New Report: Morality May Be the Key to Engaging Americans on Climate Change
As we’ve mentioned here before, 2015 was a pivotal year for the climate movement – in large part because faith leaders like Pope Francis helped reframe climate change as a moral issue. A new study by the Yale Project on Climate Change Communication found that this message could resonate well with Americans who are currently unconcerned about climate change.
In spring of 2015, before the Pope released his encyclical, around three-quarters of Americans thought of climate change as primarily an environmental issue – only one-third saw it as a moral issue. But most Americans also believe caring for the poor and protecting future generations is important. So in fact, their values support climate action, whether they realize it or not.

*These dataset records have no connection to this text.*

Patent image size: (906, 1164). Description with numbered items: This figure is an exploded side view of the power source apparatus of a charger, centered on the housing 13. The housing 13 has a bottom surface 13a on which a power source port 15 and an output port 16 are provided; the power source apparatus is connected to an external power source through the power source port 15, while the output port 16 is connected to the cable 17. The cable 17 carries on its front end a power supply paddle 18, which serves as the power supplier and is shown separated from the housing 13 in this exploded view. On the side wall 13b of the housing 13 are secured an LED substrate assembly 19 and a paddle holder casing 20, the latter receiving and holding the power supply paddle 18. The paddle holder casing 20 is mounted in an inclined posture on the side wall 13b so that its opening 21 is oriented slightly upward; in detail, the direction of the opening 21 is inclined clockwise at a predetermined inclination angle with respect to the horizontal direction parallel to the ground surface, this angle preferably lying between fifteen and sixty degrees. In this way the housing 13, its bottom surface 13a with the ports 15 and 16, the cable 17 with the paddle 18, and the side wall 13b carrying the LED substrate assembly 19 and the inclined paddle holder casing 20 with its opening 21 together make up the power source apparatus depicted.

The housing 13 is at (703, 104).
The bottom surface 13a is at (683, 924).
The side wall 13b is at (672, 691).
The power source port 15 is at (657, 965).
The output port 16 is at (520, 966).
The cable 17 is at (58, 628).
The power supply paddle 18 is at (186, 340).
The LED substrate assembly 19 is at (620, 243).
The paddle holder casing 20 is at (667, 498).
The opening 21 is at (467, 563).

The moral argument is particularly important for Americans because our population is more religious than many other industrialized nations. Respondents to the study who fall under the category of “dismissive” or “doubtful” of climate change say they will reject a scientific explanation if it conflicts with their religious views – so for prominent faith leaders to not only express belief in climate science, but also call for urgent action is a big deal. In recent months, many people heard for the first time – from leaders they respect and trust – that climate change disproportionally impacts the poor, and that humankind must act in the name of social justice.
As the authors of the study point out, the more clearly we can demonstrate that climate action helps both the poor and the environment (and will create a better world for future generations), the better we’ll be able to engage whole new segments of the American public.

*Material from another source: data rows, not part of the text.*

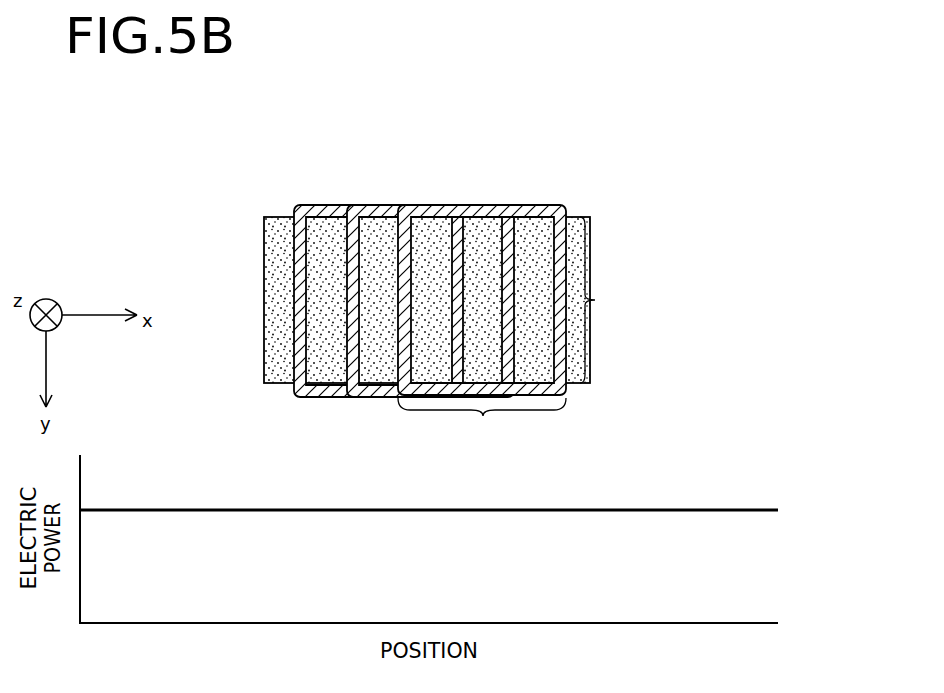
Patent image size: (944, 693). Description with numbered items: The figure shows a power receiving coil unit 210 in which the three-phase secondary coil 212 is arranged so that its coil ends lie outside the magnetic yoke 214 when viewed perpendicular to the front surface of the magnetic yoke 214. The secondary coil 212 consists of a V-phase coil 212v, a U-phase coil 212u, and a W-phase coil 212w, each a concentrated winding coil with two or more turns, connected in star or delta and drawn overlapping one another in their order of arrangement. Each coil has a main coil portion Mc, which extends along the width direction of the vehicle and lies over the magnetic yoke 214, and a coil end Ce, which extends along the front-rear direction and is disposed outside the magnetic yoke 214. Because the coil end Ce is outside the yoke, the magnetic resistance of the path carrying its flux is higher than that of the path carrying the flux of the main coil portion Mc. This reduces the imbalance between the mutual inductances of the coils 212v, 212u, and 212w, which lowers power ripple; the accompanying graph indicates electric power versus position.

The power receiving coil unit 210 is at (485, 230).
The secondary coil 212 is at (421, 230).
The V-phase coil 212v is at (315, 206).
The U-phase coil 212u is at (380, 206).
The W-phase coil 212w is at (482, 258).
The magnetic yoke 214 is at (583, 217).
The main coil portion Mc is at (608, 300).
The coil end Ce is at (482, 424).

By Connie Roser-Renouf and Edward Maibach of George Mason University and Anthony Leiserowitz, Geoffrey Feinberg, and Seth Rosenthal of Yale University
Our new report: “Faith, Morality and the Environment: Portraits of Global Warming’s Six Americas” explores Americans’ receptivity to a moral framing around the issue of climate change.
Over the course of 2015, we witnessed an evolution in public discourse on global warming. Typically discussed in the news media solely as a scientific, environmental or political issue, global warming is now being reframed as a moral and spiritual issue by religious leaders – most notably by Pope Francis. Americans are now hearing – often for the first time – that global warming will have severe impacts on the world’s poor; that it violates divine dictates on the treatment of nature; and that it requires a concerted response from all nations in the name of social justice and God’s will.

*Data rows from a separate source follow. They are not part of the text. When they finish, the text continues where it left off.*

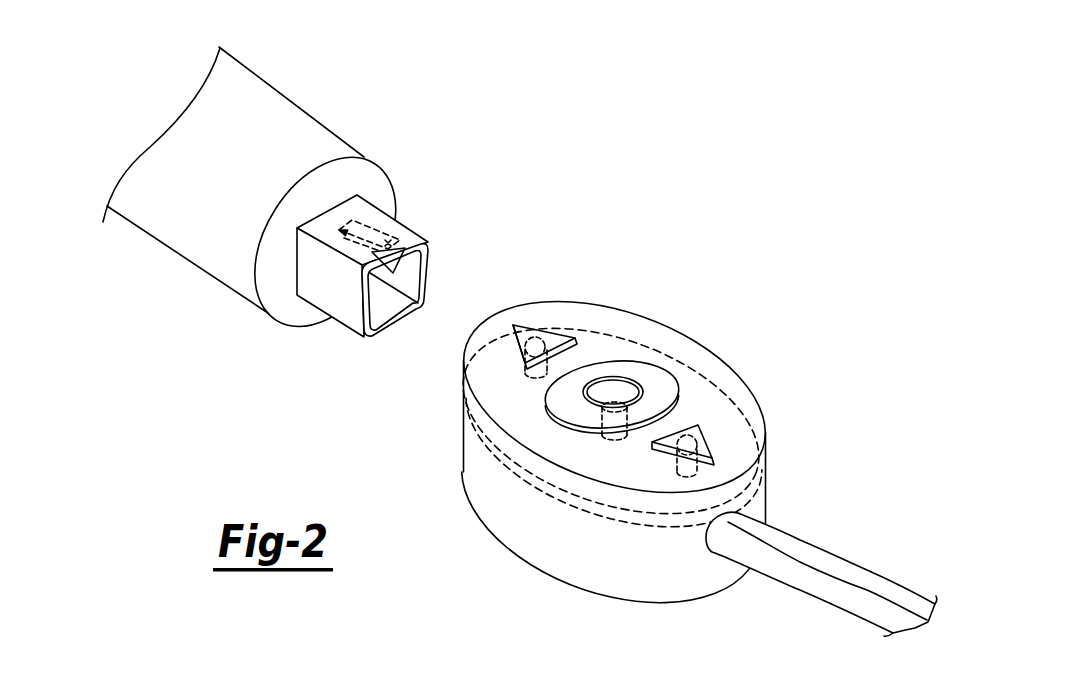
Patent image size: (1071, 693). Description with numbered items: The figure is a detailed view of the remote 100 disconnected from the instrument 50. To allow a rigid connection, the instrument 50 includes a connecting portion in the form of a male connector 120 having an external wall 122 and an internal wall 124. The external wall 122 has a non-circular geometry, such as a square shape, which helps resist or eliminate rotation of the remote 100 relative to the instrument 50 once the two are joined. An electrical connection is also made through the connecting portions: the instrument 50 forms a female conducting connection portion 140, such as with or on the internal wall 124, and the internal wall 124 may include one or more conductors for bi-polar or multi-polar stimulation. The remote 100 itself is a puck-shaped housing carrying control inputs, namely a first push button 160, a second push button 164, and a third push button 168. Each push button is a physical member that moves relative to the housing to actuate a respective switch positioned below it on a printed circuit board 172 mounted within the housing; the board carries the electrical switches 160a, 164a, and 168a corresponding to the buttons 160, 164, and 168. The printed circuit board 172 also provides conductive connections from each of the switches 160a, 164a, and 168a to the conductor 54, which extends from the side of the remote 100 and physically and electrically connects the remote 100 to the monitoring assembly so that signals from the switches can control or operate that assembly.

The instrument 50 is at (362, 115).
The male connector 120 is at (418, 226).
The external wall 122 is at (345, 247).
The internal wall 124 is at (407, 272).
The female conducting connection portion 140 is at (430, 245).
The remote 100 is at (781, 305).
The first push button 160 is at (555, 337).
The electrical switch 160a is at (533, 367).
The second push button 164 is at (705, 428).
The electrical switch 164a is at (698, 473).
The third push button 168 is at (650, 377).
The electrical switch 168a is at (715, 377).
The printed circuit board 172 is at (473, 430).
The conductor 54 is at (852, 567).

To explore Americans’ receptivity to a moral framing, in Spring 2015, before the Pope’s encyclical and visit to the U.S., we assessed the religious and spiritual values and beliefs of Global Warming’s Six Americas, six groups within the American public with very different views on global warming. We found that most Americans at the time did not view global warming as a moral issue. Only the most concerned groups – the Alarmed and Concerned – viewed global warming as a moral issue, and only the Alarmed viewed it as an issue of social justice or poverty. Less than a third of any segment said global warming is a spiritual or religious issue, and 40 percent said that their views on the issue reflected their core moral values only slightly or not at all.